Why the Exclusion of Non-Elite Students Perpetuates Social Inequality
The exclusion of non-elite students through these high, narrow criteria negatively impacts society. Specifically, Deresiewicz argues that elite schools’ exclusive admissions criteria stall social mobility. He offers two main reasons for this.
First, selective criteria that exclude non-elite students reduce their access to leadership positions. The author notes that attending an elite college opens doors for careers in political leadership. This means fewer people from lower-class backgrounds end up in positions that provide them with a platform for increasing social mobility.
A second way elite schools’ admissions criteria stall social mobility is by limiting students’ opportunities for collaboration across social classes. Democracy thrives when people collaborate to envision and fight for social change. Because elite colleges’ student bodies are majority upper class, there are few opportunities for students from various social classes to learn how to collaborate.
5. Colleges Silence the Voices of Students and Teachers
The last challenge students have to deal with is being silenced in the classroom, thus not being exposed to diverse viewpoints that reflect real life. The corporatization of university life, the interests of university administrators, and the growing fragility and entitlement of today’s students all combine to create an atmosphere on campus that is highly threatening to academic freedom.
The Coddling of the American Mind by Greg Lukianoff and Jonathan Haidt says that colleges increasingly fear being sued by students who claim to have been offended by something a student or professor said to them or by something they may have been assigned in class, administrators have promulgated onerous campus “speech codes” that define what ideas and modes of expression are and are not acceptable.
These codes are deeply damaging to free speech on campus and frequently lead to instances of overreaction to and overregulation of ideas, and affect students’ education by censoring real issues.
Teaching in Fear
Professors now teach in an atmosphere of intimidation, in which using the wrong term or assigning “problematic” work for students to analyze can lead to social sanction from fellow faculty; student boycotts of one’s class; and disciplinary action by the university, up to and including dismissal. This leads to censorship in education that ultimately fails the students because they’re not being exposed to new ideas and experiences that broaden their minds.

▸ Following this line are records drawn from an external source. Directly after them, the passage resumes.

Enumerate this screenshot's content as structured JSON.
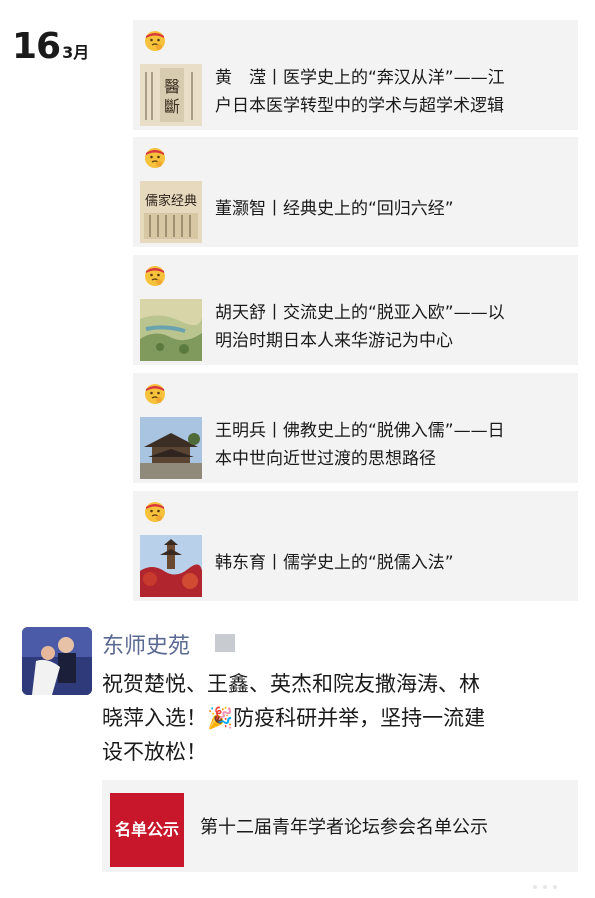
{
  "date": {
    "day": "16",
    "month": "3月"
  },
  "feed_items": [
    {
      "emoji": "thinking-face-icon",
      "title_line1": "黄　滢丨医学史上的“奔汉从洋”——江",
      "title_line2": "户日本医学转型中的学术与超学术逻辑",
      "thumb": "book-calligraphy-thumbnail"
    },
    {
      "emoji": "thinking-face-icon",
      "title_line1": "董灏智丨经典史上的“回归六经”",
      "title_line2": "",
      "thumb": "classics-calligraphy-thumbnail"
    },
    {
      "emoji": "thinking-face-icon",
      "title_line1": "胡天舒丨交流史上的“脱亚入欧”——以",
      "title_line2": "明治时期日本人来华游记为中心",
      "thumb": "landscape-painting-thumbnail"
    },
    {
      "emoji": "thinking-face-icon",
      "title_line1": "王明兵丨佛教史上的“脱佛入儒”——日",
      "title_line2": "本中世向近世过渡的思想路径",
      "thumb": "temple-photo-thumbnail"
    },
    {
      "emoji": "thinking-face-icon",
      "title_line1": "韩东育丨儒学史上的“脱儒入法”",
      "title_line2": "",
      "thumb": "pagoda-photo-thumbnail"
    }
  ],
  "post": {
    "username": "东师史苑",
    "text_line1": "祝贺楚悦、王鑫、英杰和院友撒海涛、林",
    "text_line2": "晓萍入选！🎉防疫科研并举，坚持一流建",
    "text_line3": "设不放松！",
    "share": {
      "thumb_text": "名单公示",
      "title": "第十二届青年学者论坛参会名单公示"
    }
  }
}
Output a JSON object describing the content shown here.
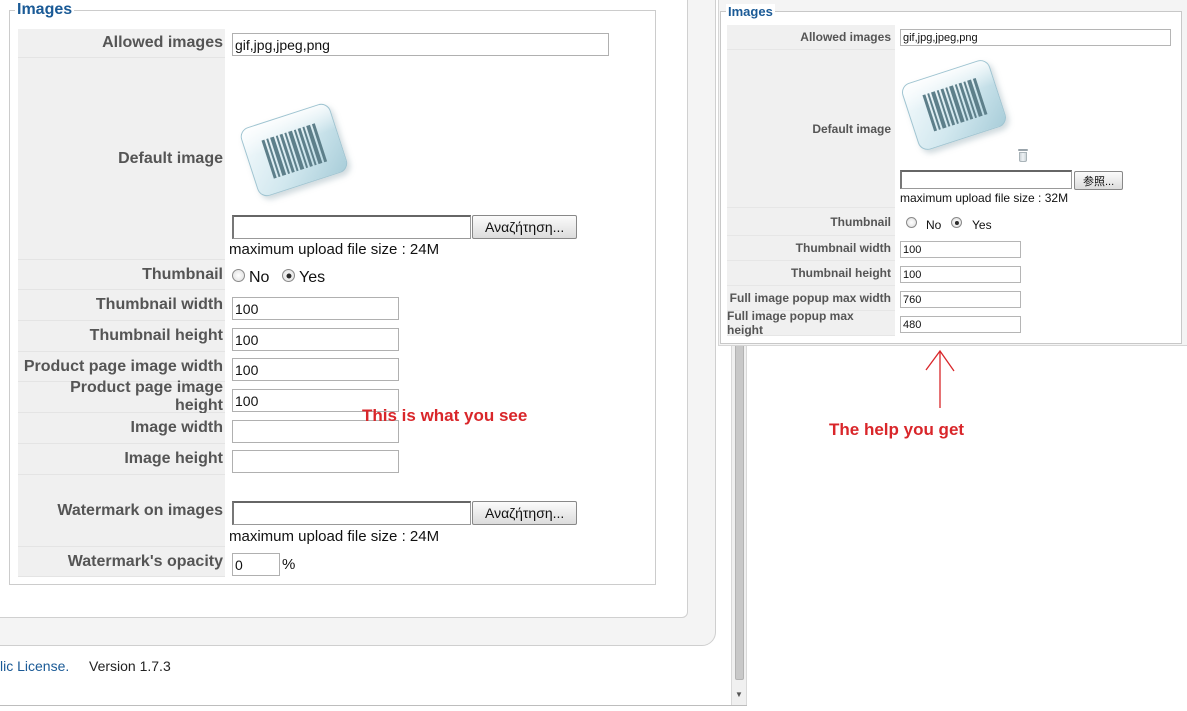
{
  "left_panel": {
    "legend": "Images",
    "allowed_images": {
      "label": "Allowed images",
      "value": "gif,jpg,jpeg,png"
    },
    "default_image": {
      "label": "Default image",
      "browse_button": "Αναζήτηση...",
      "max_upload": "maximum upload file size : 24M"
    },
    "thumbnail": {
      "label": "Thumbnail",
      "option_no": "No",
      "option_yes": "Yes",
      "selected": "Yes"
    },
    "thumbnail_width": {
      "label": "Thumbnail width",
      "value": "100"
    },
    "thumbnail_height": {
      "label": "Thumbnail height",
      "value": "100"
    },
    "product_page_image_width": {
      "label": "Product page image width",
      "value": "100"
    },
    "product_page_image_height": {
      "label": "Product page image height",
      "value": "100"
    },
    "image_width": {
      "label": "Image width",
      "value": ""
    },
    "image_height": {
      "label": "Image height",
      "value": ""
    },
    "watermark_on_images": {
      "label": "Watermark on images",
      "browse_button": "Αναζήτηση...",
      "max_upload": "maximum upload file size : 24M"
    },
    "watermark_opacity": {
      "label": "Watermark's opacity",
      "value": "0",
      "unit": "%"
    }
  },
  "footer": {
    "license_link": "lic License.",
    "version": "Version 1.7.3"
  },
  "right_panel": {
    "legend": "Images",
    "allowed_images": {
      "label": "Allowed images",
      "value": "gif,jpg,jpeg,png"
    },
    "default_image": {
      "label": "Default image",
      "browse_button": "参照...",
      "max_upload": "maximum upload file size : 32M"
    },
    "thumbnail": {
      "label": "Thumbnail",
      "option_no": "No",
      "option_yes": "Yes",
      "selected": "Yes"
    },
    "thumbnail_width": {
      "label": "Thumbnail width",
      "value": "100"
    },
    "thumbnail_height": {
      "label": "Thumbnail height",
      "value": "100"
    },
    "full_image_popup_max_width": {
      "label": "Full image popup max width",
      "value": "760"
    },
    "full_image_popup_max_height": {
      "label": "Full image popup max height",
      "value": "480"
    }
  },
  "annotations": {
    "left": "This is what you see",
    "right": "The help you get"
  },
  "colors": {
    "legend": "#1a5a96",
    "annotation": "#d9262a",
    "label": "#555555",
    "link": "#1a5a96"
  },
  "icons": {
    "default_image": "barcode-icon",
    "trash": "trash-icon",
    "arrow": "up-arrow-icon"
  }
}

To avoid running afoul of this intolerant atmosphere or having a biased report filed against them by a student, professors tiptoe around topics that are likely to lead to such controversies. In law schools, for example, professors report being unable to teach topics like sexual assault law. This only serves to impoverish the students intellectually, while ultimately harming the survivors of sexual assaults themselves.
Another example deals with critical race theory being taught in K-12 schools in America. Critical race theory is the idea that racism is a social construct embedded in legal systems and policies, perpetuating discrimination in systems that are meant to be exclusive. However, many lawmakers have sought to ban critical race theory from being taught in schools, believing it’s “anti-American” and promotes villainizing White people. CRT education opens up an honest conversation about racism in America. However, with lawmakers attempting to silence teachers who are willing to talk about it, students don’t have the opportunity to confront racial realities and change them.
These challenges faced by students in all education levels don’t prepare them for the real world. As they graduate high school or college, many will be dealing with mental health issues and lack proper knowledge about societal problems. To fix this, officials need to take a close look at the flawed school systems, and students should stand up for their rights in the classroom.